Mais au lieu d’une condamnation univoque, comme ce fut le cas pour Daesh en Syrie ou en Irak, un discours parallèle s’installe : celui qui présente le Hamas comme un mouvement de résistance légitime, au motif qu’il s’oppose à Israël. Voilà le paradoxe : ce que nous combattons avec acharnement en d’autres lieux se voit excusé, relativisé, voire valorisé, dès lors que l’État juif est en jeu.

Il faut interroger cette exception. Elle n’est pas un accident de perception, mais le symptôme d’une logique profonde : celle d’une incompréhension radicale, révélatrice de notre rapport troublé à l’histoire, à la mémoire et au politique.

Le Hamas : un islamisme parmi d’autres

Le Hamas n’est pas un phénomène singulier dans le monde musulman contemporain. Il appartient à la vaste famille de l’islamisme radical née au XXᵉ siècle, de la matrice des Frères musulmans égyptiens jusqu’aux organisations terroristes transnationales. On y retrouve la même vision : l’instauration d’un ordre religieux total, la négation des libertés individuelles, l’usage de la violence comme instrument légitime.
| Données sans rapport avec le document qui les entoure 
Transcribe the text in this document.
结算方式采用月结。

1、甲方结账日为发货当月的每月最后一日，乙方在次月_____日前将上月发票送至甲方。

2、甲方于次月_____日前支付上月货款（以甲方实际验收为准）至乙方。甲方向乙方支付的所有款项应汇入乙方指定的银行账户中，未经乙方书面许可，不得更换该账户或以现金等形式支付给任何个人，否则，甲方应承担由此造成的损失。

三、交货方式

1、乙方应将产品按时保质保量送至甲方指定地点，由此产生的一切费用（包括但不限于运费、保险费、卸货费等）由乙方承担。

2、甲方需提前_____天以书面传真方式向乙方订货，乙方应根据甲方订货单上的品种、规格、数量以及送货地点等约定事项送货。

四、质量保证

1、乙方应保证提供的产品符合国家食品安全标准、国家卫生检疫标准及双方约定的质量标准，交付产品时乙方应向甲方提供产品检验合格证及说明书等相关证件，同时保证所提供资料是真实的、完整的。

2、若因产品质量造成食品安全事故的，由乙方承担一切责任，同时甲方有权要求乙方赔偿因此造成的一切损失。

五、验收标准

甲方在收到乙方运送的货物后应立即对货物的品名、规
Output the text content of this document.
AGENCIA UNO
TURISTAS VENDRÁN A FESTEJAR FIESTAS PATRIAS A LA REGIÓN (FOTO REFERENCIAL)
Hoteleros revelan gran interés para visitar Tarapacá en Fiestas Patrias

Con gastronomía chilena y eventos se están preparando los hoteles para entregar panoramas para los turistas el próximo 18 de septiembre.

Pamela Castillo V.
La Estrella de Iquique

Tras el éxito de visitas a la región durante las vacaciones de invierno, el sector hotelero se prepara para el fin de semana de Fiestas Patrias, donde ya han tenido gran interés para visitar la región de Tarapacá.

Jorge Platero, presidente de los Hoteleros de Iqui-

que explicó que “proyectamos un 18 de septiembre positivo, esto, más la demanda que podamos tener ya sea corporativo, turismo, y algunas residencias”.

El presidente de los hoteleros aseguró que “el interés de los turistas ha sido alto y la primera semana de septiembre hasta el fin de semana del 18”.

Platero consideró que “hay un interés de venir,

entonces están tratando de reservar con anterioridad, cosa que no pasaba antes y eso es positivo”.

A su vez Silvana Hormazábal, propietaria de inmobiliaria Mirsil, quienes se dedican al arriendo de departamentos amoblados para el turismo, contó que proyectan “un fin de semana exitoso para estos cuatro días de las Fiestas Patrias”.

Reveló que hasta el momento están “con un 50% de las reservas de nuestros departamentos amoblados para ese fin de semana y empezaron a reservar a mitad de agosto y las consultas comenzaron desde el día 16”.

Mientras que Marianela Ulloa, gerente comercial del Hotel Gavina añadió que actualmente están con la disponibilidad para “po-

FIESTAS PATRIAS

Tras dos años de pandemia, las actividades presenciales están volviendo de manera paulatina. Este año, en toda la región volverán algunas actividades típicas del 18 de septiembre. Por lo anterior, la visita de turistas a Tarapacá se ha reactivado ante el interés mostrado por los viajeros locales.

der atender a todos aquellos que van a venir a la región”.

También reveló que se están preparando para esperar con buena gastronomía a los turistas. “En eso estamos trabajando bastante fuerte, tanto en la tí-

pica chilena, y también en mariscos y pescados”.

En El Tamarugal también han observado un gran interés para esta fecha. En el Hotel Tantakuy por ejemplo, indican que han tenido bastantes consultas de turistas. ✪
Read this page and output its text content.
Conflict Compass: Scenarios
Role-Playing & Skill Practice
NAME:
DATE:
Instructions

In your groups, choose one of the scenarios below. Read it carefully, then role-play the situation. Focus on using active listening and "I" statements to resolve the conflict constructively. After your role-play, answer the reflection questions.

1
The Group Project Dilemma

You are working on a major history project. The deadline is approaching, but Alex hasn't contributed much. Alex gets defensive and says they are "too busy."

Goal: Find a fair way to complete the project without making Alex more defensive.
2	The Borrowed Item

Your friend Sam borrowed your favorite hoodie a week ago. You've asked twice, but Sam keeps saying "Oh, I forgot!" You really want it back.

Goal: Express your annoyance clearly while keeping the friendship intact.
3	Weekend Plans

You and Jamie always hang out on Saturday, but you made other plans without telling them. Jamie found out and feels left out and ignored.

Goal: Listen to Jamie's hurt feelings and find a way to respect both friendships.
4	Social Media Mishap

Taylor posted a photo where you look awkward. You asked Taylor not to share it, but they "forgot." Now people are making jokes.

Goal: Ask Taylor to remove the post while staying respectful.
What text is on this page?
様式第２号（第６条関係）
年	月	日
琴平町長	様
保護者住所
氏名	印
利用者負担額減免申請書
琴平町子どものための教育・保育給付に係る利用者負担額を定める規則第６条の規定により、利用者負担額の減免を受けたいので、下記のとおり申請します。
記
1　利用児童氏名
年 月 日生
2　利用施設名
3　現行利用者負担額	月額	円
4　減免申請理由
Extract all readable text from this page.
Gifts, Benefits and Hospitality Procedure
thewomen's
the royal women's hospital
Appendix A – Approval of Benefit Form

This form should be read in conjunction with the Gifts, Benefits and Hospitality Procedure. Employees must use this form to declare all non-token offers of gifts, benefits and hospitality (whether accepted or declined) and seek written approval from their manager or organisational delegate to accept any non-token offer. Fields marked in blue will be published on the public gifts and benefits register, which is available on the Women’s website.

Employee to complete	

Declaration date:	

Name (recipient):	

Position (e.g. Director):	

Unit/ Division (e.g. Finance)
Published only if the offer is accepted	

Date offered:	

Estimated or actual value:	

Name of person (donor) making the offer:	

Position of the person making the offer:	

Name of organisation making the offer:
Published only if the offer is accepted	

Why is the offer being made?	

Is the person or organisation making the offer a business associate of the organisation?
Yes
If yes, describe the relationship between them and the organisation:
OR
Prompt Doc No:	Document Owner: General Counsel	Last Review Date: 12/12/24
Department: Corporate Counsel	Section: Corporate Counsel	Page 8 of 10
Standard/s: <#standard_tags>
De ce point de vue, le Hamas se situe dans la continuité directe d’Al-Qaïda ou de Daesh. Les moyens changent, les terrains diffèrent, mais le projet reste identique : gouverner par la terreur et par l’embrigadement idéologique.

Lorsque ces mouvements frappent en Occident, personne ne se méprend. Après les attentats du 11 septembre, après le Bataclan, après Nice, les condamnations furent unanimes. Mais lorsque le Hamas massacre, torture, enlève, les mêmes actes sont réinterprétés sous l’angle de la « résistance ». Comme si l’hostilité à Israël suffisait à effacer la parenté idéologique avec les autres branches de l’islamisme global.

L’exception palestinienne : un révélateur

C’est cette exception qui mérite examen. Pourquoi ce que nous appelons terrorisme à Paris ou à New York devient-il résistance à Gaza ? Pourquoi l’acte le plus barbare peut-il changer de nature en fonction de sa cible ?

La réponse tient à une donnée plus large : la persistance d’une singularité juive dans l’imaginaire occidental. L’État d’Israël n’est pas un État comme un autre dans les consciences. Il concentre, de manière souvent inconsciente, des siècles de représentations liées au destin juif. Le Palestinien devient le « bon opprimé » parce qu’il s’oppose au « mauvais survivant », accusé de trahir son propre passé en exerçant la force.

L’antisionisme radical fonctionne ici comme le relais d’un antisémitisme qui ne peut plus dire son nom, mais qui trouve dans l’exception faite au Hamas une expression indirecte. Ce n’est pas par ignorance que l’on absout un mouvement islamiste : c’est par une logique profonde d’exclusion symbolique.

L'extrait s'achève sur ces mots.